Patricia WilliamsThis conference has asked us to take a critical look at the concept of race and its diverse applications in health sciences, medical research, empirical and data analytics, as well as social sciences. For all the apparent breadth of that mandate, there are three themes that have united our concerns.

First is the question of privatization--or claiming, naming, and ownership. Any monetization of life forms, body parts, or the chemistry of our DNA always raises ethical concerns. Particularly as filtered through the lens of race, our unprecedented technological revolution in concert with the explosive industrialization of life sciences begs for careful attention to matters of relativized value, branding as exclusion, profit as extractive, data-mining as invasive, commodification as objectifying.

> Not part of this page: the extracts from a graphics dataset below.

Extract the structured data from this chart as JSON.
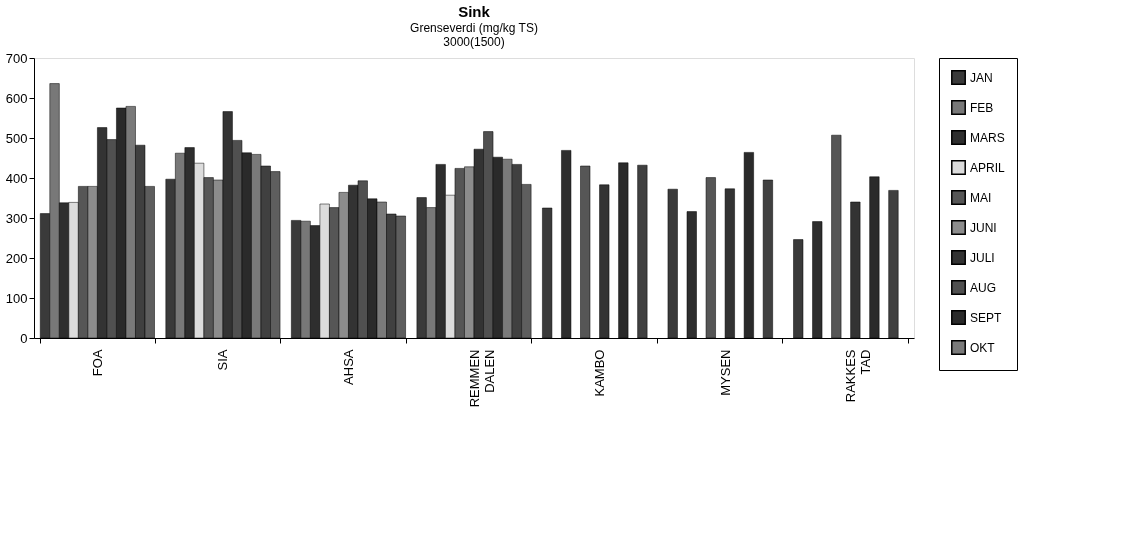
{
  "chart_data": {
    "type": "bar",
    "title": "Sink",
    "subtitle": [
      "Grenseverdi (mg/kg TS)",
      "3000(1500)"
    ],
    "categories": [
      "FOA",
      "SIA",
      "AHSA",
      "REMMEN\nDALEN",
      "KAMBO",
      "MYSEN",
      "RAKKES\nTAD"
    ],
    "series": [
      {
        "name": "JAN",
        "color": "#3a3a3a",
        "values": [
          311,
          397,
          294,
          351,
          325,
          372,
          246
        ]
      },
      {
        "name": "FEB",
        "color": "#787878",
        "values": [
          636,
          462,
          292,
          326,
          null,
          null,
          null
        ]
      },
      {
        "name": "MARS",
        "color": "#2e2e2e",
        "values": [
          338,
          476,
          281,
          434,
          469,
          316,
          291
        ]
      },
      {
        "name": "APRIL",
        "color": "#dcdcdc",
        "values": [
          339,
          437,
          335,
          357,
          null,
          null,
          null
        ]
      },
      {
        "name": "MAI",
        "color": "#565656",
        "values": [
          379,
          401,
          326,
          424,
          430,
          401,
          507
        ]
      },
      {
        "name": "JUNI",
        "color": "#8c8c8c",
        "values": [
          379,
          395,
          364,
          428,
          null,
          null,
          null
        ]
      },
      {
        "name": "JULI",
        "color": "#333333",
        "values": [
          526,
          566,
          382,
          472,
          383,
          373,
          340
        ]
      },
      {
        "name": "AUG",
        "color": "#505050",
        "values": [
          496,
          494,
          393,
          516,
          null,
          null,
          null
        ]
      },
      {
        "name": "SEPT",
        "color": "#2a2a2a",
        "values": [
          575,
          463,
          348,
          452,
          438,
          464,
          403
        ]
      },
      {
        "name": "OKT",
        "color": "#7a7a7a",
        "values": [
          579,
          459,
          340,
          447,
          null,
          null,
          null
        ]
      },
      {
        "color": "#404040",
        "values": [
          482,
          430,
          310,
          434,
          432,
          395,
          369
        ]
      },
      {
        "color": "#5e5e5e",
        "values": [
          379,
          416,
          305,
          384,
          null,
          null,
          null
        ]
      }
    ],
    "ylim": [
      0,
      700
    ],
    "yticks": [
      0,
      100,
      200,
      300,
      400,
      500,
      600,
      700
    ],
    "grid": false,
    "legend": "right"
  }
}
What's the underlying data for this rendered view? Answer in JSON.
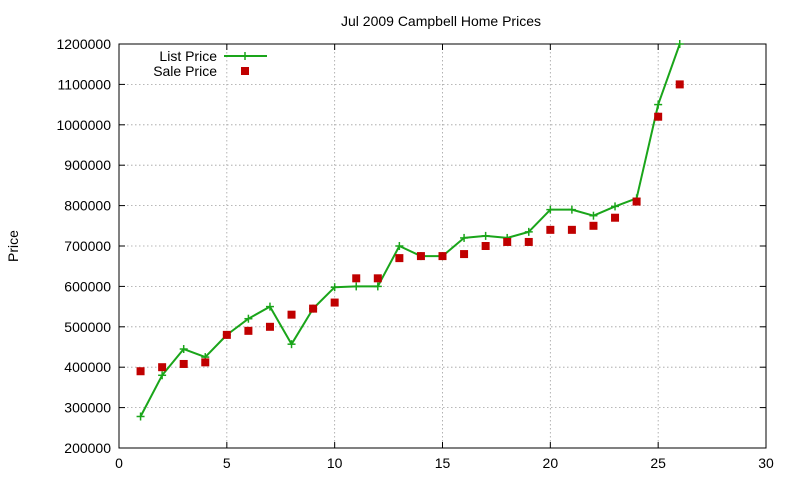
{
  "chart_data": {
    "type": "line",
    "title": "Jul 2009 Campbell Home Prices",
    "xlabel": "",
    "ylabel": "Price",
    "xlim": [
      0,
      30
    ],
    "ylim": [
      200000,
      1200000
    ],
    "xticks": [
      0,
      5,
      10,
      15,
      20,
      25,
      30
    ],
    "yticks": [
      200000,
      300000,
      400000,
      500000,
      600000,
      700000,
      800000,
      900000,
      1000000,
      1100000,
      1200000
    ],
    "grid": true,
    "legend_position": "top-left",
    "series": [
      {
        "name": "List Price",
        "style": "linespoints",
        "marker": "plus",
        "color": "#1aa51a",
        "x": [
          1,
          2,
          3,
          4,
          5,
          6,
          7,
          8,
          9,
          10,
          11,
          12,
          13,
          14,
          15,
          16,
          17,
          18,
          19,
          20,
          21,
          22,
          23,
          24,
          25,
          26
        ],
        "y": [
          278000,
          380000,
          445000,
          425000,
          480000,
          520000,
          550000,
          457000,
          545000,
          598000,
          600000,
          600000,
          700000,
          675000,
          675000,
          720000,
          725000,
          720000,
          735000,
          790000,
          790000,
          775000,
          798000,
          818000,
          1050000,
          1200000
        ]
      },
      {
        "name": "Sale Price",
        "style": "points",
        "marker": "square",
        "color": "#c00000",
        "x": [
          1,
          2,
          3,
          4,
          5,
          6,
          7,
          8,
          9,
          10,
          11,
          12,
          13,
          14,
          15,
          16,
          17,
          18,
          19,
          20,
          21,
          22,
          23,
          24,
          25,
          26
        ],
        "y": [
          390000,
          400000,
          408000,
          412000,
          480000,
          490000,
          500000,
          530000,
          545000,
          560000,
          620000,
          620000,
          670000,
          675000,
          675000,
          680000,
          700000,
          710000,
          710000,
          740000,
          740000,
          750000,
          770000,
          810000,
          1020000,
          1100000
        ]
      }
    ]
  }
}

Second is the issue of what Dorothy Roberts referred to as punitive governance and what Alexandra Stern called out as a problem of triumphalist master narratives. This discussion imbricates forensic handling and uses of genetic material; and also how socially-constructed hierarchies become superimposed upon ostensibly neutral biological terrain. Hubristic assumptions about intelligence, disability, contamination, and eugenics can have serious legal consequence if they underwrite rules about criminal propensity, educational opportunity, or civil segregation.

Third is the complex unwieldiness of “race” itself: so reductively productive, contagious yet inert, intersectional yet exclusionary, plastic yet intractable, narrowly construed yet capaciously inscribed, magically invoked yet technologically layered, so unnaturally natural, so hypervisible, hidden and haunting.

. . .

In the United States, we think of ourselves as “inalienably righted.” Yet when race, gender, disability, criminality, and class are exploited for the lowest common denominator, and played against one another with the speed and sophistication as they have been in our cyber-culture, the supposedly neutral citadels of science, and ultimately public health writ large, are surely not immune. Furthermore, there is a pronounced tension between contract's sloshy alienations and the Constitutional right to have rights. A rather siloed, consumerist set of mind is pervasive in our culture. But such a mindset is an inadequate and ultimately hubristic stance when sitting on the brink of a technological revolution permitting ever-greater “efficiencies” of transformative body alteration, “designer babies,” and germ line (or heritable) modification. This points to our work going forward: we must begin to excavate the ethical, legal, and social implications of our incautious yet far-reaching proprietary exploitations--of traits, of reproduction, of identity, and of citizenship. We must begin to have some thoughtful normative account of whether and to what degree incoherent pockets of private profitability and fears of biologized securitization will continue to map the collective face of our nation, or even the fate of our species.